Ich schaute mich um. Die Parapsychologen fotografierten, und auch Kiwibin hob die Kamera. Er knipste, und wir warteten, bis das Bild entwickelt war.
Grau war der Himmel und dunstig. Die Gipfel der Berge, welche das weitläufige Tal umgaben, waren kaum zu erkennen.
Jetzt fiel mir auf, daß der Hund wohl zu den Personen aus der linken Gruppe lief, aber nicht zu denen aus der rechten.
Kiwibin zog das entwickelte Bild aus der Kamera. Ich erschrak. Ich hatte schon allerhand gesehen, aber eine so scheußliche Versammlung von Dämonen noch nicht. Die Aufnahmen der Dämonen überschnitten sich mit denen der Menschen. Manchmal war der Mensch deutlicher zu sehen, manchmal der Dämon. Es war, als gehörten die Dämonen zu den Menschen, als wären sie ein Bestandteil ihrer Aura, ihres Fluidums.

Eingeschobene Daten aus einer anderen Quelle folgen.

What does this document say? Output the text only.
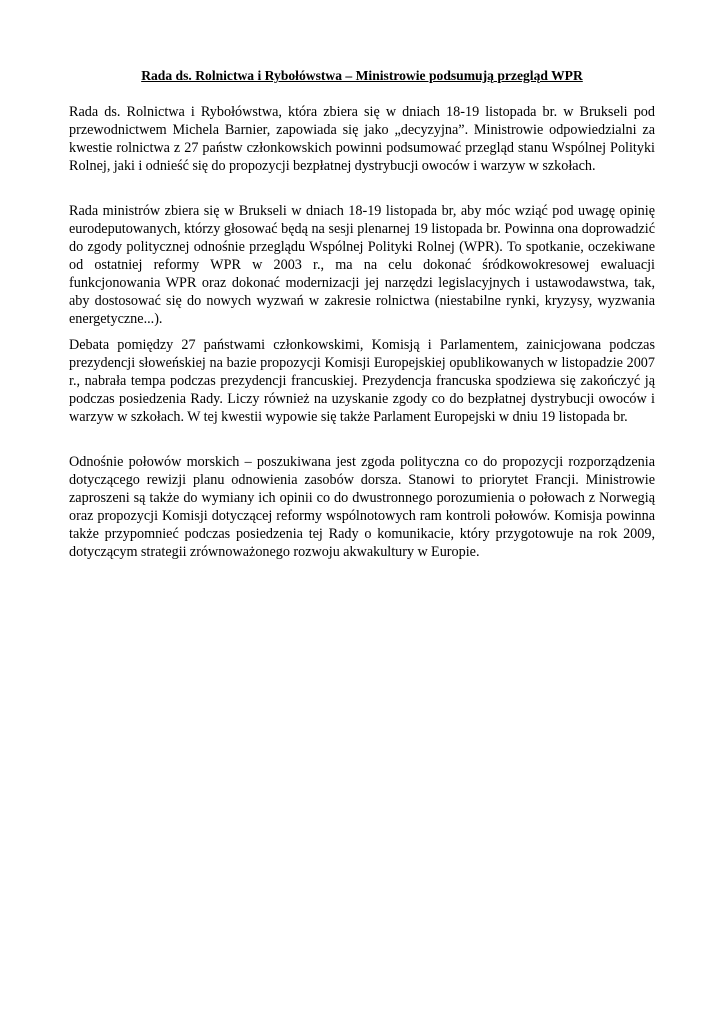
Rada ds. Rolnictwa i Rybołówstwa – Ministrowie podsumują przegląd WPR

Rada ds. Rolnictwa i Rybołówstwa, która zbiera się w dniach 18-19 listopada br. w Brukseli pod przewodnictwem Michela Barnier, zapowiada się jako „decyzyjna”. Ministrowie odpowiedzialni za kwestie rolnictwa z 27 państw członkowskich powinni podsumować przegląd stanu Wspólnej Polityki Rolnej, jaki i odnieść się do propozycji bezpłatnej dystrybucji owoców i warzyw w szkołach.

Rada ministrów zbiera się w Brukseli w dniach 18-19 listopada br, aby móc wziąć pod uwagę opinię eurodeputowanych, którzy głosować będą na sesji plenarnej 19 listopada br. Powinna ona doprowadzić do zgody politycznej odnośnie przeglądu Wspólnej Polityki Rolnej (WPR). To spotkanie, oczekiwane od ostatniej reformy WPR w 2003 r., ma na celu dokonać śródkowokresowej ewaluacji funkcjonowania WPR oraz dokonać modernizacji jej narzędzi legislacyjnych i ustawodawstwa, tak, aby dostosować się do nowych wyzwań w zakresie rolnictwa (niestabilne rynki, kryzysy, wyzwania energetyczne...).

Debata pomiędzy 27 państwami członkowskimi, Komisją i Parlamentem, zainicjowana podczas prezydencji słoweńskiej na bazie propozycji Komisji Europejskiej opublikowanych w listopadzie 2007 r., nabrała tempa podczas prezydencji francuskiej. Prezydencja francuska spodziewa się zakończyć ją podczas posiedzenia Rady. Liczy również na uzyskanie zgody co do bezpłatnej dystrybucji owoców i warzyw w szkołach. W tej kwestii wypowie się także Parlament Europejski w dniu 19 listopada br.

Odnośnie połowów morskich – poszukiwana jest zgoda polityczna co do propozycji rozporządzenia dotyczącego rewizji planu odnowienia zasobów dorsza. Stanowi to priorytet Francji. Ministrowie zaproszeni są także do wymiany ich opinii co do dwustronnego porozumienia o połowach z Norwegią oraz propozycji Komisji dotyczącej reformy wspólnotowych ram kontroli połowów. Komisja powinna także przypomnieć podczas posiedzenia tej Rady o komunikacie, który przygotowuje na rok 2009, dotyczącym strategii zrównoważonego rozwoju akwakultury w Europie.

Im Hintergrund sah ich Stenka, Neljas Dämon, der alle andern überragte. Er fletschte die Zähne und hob drohend die Klauen.

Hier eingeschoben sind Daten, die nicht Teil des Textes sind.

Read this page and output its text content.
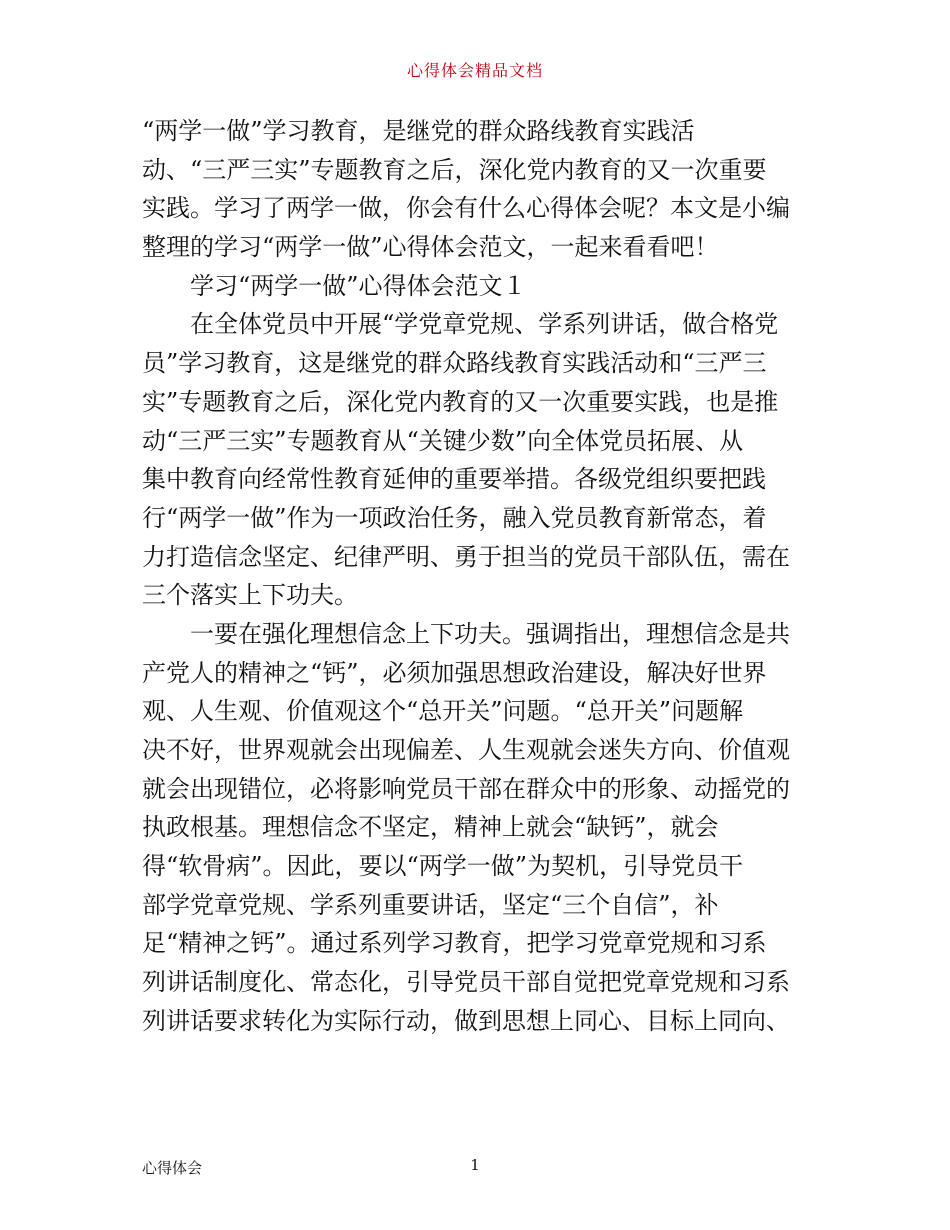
心得体会精品文档
“两学一做”学习教育，是继党的群众路线教育实践活
动、“三严三实”专题教育之后，深化党内教育的又一次重要
实践。学习了两学一做，你会有什么心得体会呢？本文是小编
整理的学习“两学一做”心得体会范文，一起来看看吧！
学习“两学一做”心得体会范文１
在全体党员中开展“学党章党规、学系列讲话，做合格党
员”学习教育，这是继党的群众路线教育实践活动和“三严三
实”专题教育之后，深化党内教育的又一次重要实践，也是推
动“三严三实”专题教育从“关键少数”向全体党员拓展、从
集中教育向经常性教育延伸的重要举措。各级党组织要把践
行“两学一做”作为一项政治任务，融入党员教育新常态，着
力打造信念坚定、纪律严明、勇于担当的党员干部队伍，需在
三个落实上下功夫。
一要在强化理想信念上下功夫。强调指出，理想信念是共
产党人的精神之“钙”，必须加强思想政治建设，解决好世界
观、人生观、价值观这个“总开关”问题。“总开关”问题解
决不好，世界观就会出现偏差、人生观就会迷失方向、价值观
就会出现错位，必将影响党员干部在群众中的形象、动摇党的
执政根基。理想信念不坚定，精神上就会“缺钙”，就会
得“软骨病”。因此，要以“两学一做”为契机，引导党员干
部学党章党规、学系列重要讲话，坚定“三个自信”，补
足“精神之钙”。通过系列学习教育，把学习党章党规和习系
列讲话制度化、常态化，引导党员干部自觉把党章党规和习系
列讲话要求转化为实际行动，做到思想上同心、目标上同向、
心得体会	1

Kiwibin schoß noch ein paar weitere Fotos. Es war immer die gleiche Dämonenversammlung. Zur Kontrolle bat ich ihn, auch von den Dorfbewohnern zur Rechten ein paar Aufnahmen zu machen. Es stellte sich heraus, daß sich auch unter ihnen drei Dämonen befanden, die schwach zu erkennen waren. Die drei Leute wurden zu den andern auf die linke Seite getrieben. Auch ein Kind war darunter.
Dr. Wassiliew rief etwas. Ich verstand unter anderem auch den Namen Nelja.

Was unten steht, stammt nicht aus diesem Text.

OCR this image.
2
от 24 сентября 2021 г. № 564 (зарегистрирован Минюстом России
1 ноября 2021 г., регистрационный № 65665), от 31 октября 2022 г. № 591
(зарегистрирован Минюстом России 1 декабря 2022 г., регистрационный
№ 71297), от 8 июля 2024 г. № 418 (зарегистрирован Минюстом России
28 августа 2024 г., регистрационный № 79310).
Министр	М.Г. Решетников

Dieser Teil des Experiments war vorbei. Die Dorfbewohner konnten gehen.
Jetzt konnte ich sehen, wie sich die Harmlosen vor den Dämonen fürchteten und duckten. Ein Kind stieß eine alte Frau zur Seite und fauchte. Zweifellos hielt es sich für einen Dämon.
Sechs der Dämonen, darunter auch Nelja, wurden auf dem Platz zurückgehalten; die andern verschwanden in ihren Häusern und Katen.
Die Parapsychologen begaben sich nun alle zu den Tonbandgeräten, die abgespielt wurden. Das eine hatte in der Kälte prompt versagt, ein anderes lieferte auch kein brauchbares Ergebnis. Die Dämonen gefielen sich offenbar in Schweigen, oder sie konnten keine Laute von sich geben. Oder war Phillips Einfluß, der es ermöglichte, daß die Fotos gemacht werden konnten, heute anders?
Dr. Wassiliew wandte sich direkt an mich. Ich stand bei Phillip und Tirso, meinen beiden Schützlingen.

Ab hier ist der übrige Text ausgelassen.